Some time ago, I bought some Shaefer Trenna in Indigo from Little Knits without really any idea of what I was going to make with it.
Then I was browsing through Romi's designs the other day and found the Bluebird stole. Normally, I kind of avoid things that require me to repeat patterns over and over and over again, but the shawl is so perfect for the yarn that I decided I could suck it up. It's only the middle section that's repetitive.
This shawl held several surprises for me. The construction was somewhat different than I expected. I had seen that it started with a provisional cast-on and just kind of assumed this would be knit the same way Scheherazade was knit - cast on in the middle, knit to the end, and then pick up the provisional cast-on* and knit to the other end. Bluebird is done similarly, but instead of casting on in the middle, you cast on for one end, and then pick up the cast on, knit the entire middle section (which is like 36 repeats of four or six rows or something like that), and then knit the other end. Makes perfect sense. Totally flabbergasted me. It took me a while to work my head around to what I was doing (in fact, it only just now occured to me as I am putting this post together that my pictures are all technically upside down - the cast on edge should be at the top for the pattern to appear correctly). Fortunately conceptual understanding is not required, and I had only to follow directions, so no time was wasted with these discoveries.
The other slightly surprising thing for me is that the edging areas of this shawl are knit mostly on a reverse stockinette field. I found this a little confusing at first ("Wait...you mean I actually have to THINK on my wrong side rows?") but the effect is really quite beautiful, making the lines of the lace really pop.
Still, I completed chart A with some grumbling.
I should probably note that I nearly had a fatal error at cast-on which was narrowly avoided through the assitance of my back up stitch counter. I have the SO recount every cast on for me so I don't, say, randomly choose to ignore the existence of the ten numbers between 79 and 90.
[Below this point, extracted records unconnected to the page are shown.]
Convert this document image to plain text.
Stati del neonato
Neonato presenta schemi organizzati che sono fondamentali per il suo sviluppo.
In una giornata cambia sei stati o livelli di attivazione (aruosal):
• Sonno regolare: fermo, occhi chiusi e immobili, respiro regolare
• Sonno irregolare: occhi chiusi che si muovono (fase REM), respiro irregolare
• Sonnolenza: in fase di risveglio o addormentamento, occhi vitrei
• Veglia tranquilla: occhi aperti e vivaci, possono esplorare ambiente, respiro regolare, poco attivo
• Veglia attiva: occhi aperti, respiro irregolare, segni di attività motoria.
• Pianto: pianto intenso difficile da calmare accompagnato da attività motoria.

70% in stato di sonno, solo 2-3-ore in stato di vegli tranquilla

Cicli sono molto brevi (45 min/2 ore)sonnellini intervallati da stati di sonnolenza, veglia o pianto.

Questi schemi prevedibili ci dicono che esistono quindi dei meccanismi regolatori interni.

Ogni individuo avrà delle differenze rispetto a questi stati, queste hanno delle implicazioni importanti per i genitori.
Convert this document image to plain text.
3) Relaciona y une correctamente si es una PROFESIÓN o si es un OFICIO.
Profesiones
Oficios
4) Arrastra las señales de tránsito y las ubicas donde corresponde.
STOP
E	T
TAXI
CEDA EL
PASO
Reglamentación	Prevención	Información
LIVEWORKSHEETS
Chart A complete, Chart B, which is to be repeated 4 times. I completed 2 before I had to quit for the night.
What happened to the Phoenix shawl, I hear you (all three of you) asking? The answer is that I did, in fact, work on my Phoenix shawl all day long on Saturday. I completed one 16-row chart.
ONE. ALL DAY. 16 ROWS.
Now, it is a fundamental fact of knitting that when you knit a triangular shawl that begins at the center back, you are essentially knitting along the longest possible line that you could knit. It's not so bad when you first get started, which is what makes, for me, the instructions "Repeat Main Body Chart 5 times" bearable. When you are first starting out there aren't that many stitches on the needles so that first three repeats are pretty much a walk in the park. Around repeat 4 it starts to get a little tougher, but you're past the halfway point and that keeps you going. Then you're like, sweet, I'm at the edging set-up, I only have to do the set-up and the edging and then the ending chart and I'm good! And in the back of your mind you kind of know that's a lot but you tell yourself that those charts are much shorter than the body charts anyway so you really think things are going awesome until you realize that the instructions say that you are to complete the edging chart 3 times (it's actually two times and then one more without doing the last couple of rows, but I'm rounding). And you think about how it took you ALL DAY to knit that one repeat of the edging set-up chart, which has the same number of rows as the edging chart, and you die a little inside, and you think about stopping to photograph your progress just to make yourself feel better, and you realize that there's no point because the shawl is so big at this point that it's scrunched up on the needles and it's just going to look like a pile of yarn anyway.
What's a knitter to do? For me, the answer is, start a new project. One that will fly by. One that will go really fast. One that DOESN'T GET BIGGER AS YOU KEEP KNITTING IT. One that's only 103 stitches wide and will only ever be 103 stitches wide, so that when you sit down to knit a soul-sucking 400+ stitches on your big project, you can take a break and zip out a few quick easy chart repeats that make you feel good inside before you go back to the never-ending toil of the Shawl That Would Not Die.
Please note that none of the ire that may be evidenced in the above paragraphs has anything to do with how much I like the shawl or how I feel about the pattern. The pattern is brilliant, the shawl is beautiful, and I like them both very much. All blame for this frustration must be laid at the feet of my most persistent lifelong foe, mathematics.
I do have some concerns that, as mentioned before, the number of repeats for the middle section of the Bluebird shawl might get to me eventually, but I'm hoping that the zippyness of the rows will enable me to get through that part. Besides, because of the way this is constructed, I can pretty much quit whenever it gets to be too much for me (but I won't, because I would like my shawl to be bigger than a post-it).
*I cannot seem to figure out the proper usage of "bind off" and "cast on." I tend to use the words seperately when using them as a verb - "to bind off" and "to cast on," and then hyphenate them when using them as a noun - "the bind-off" or "the cast-on." Also, I type yarnover as a single word when using it as a noun, and seperately when using it as a verb "to yarn over." I think we all need to agree on a standard - preferably, we need to all agree that my way is correct.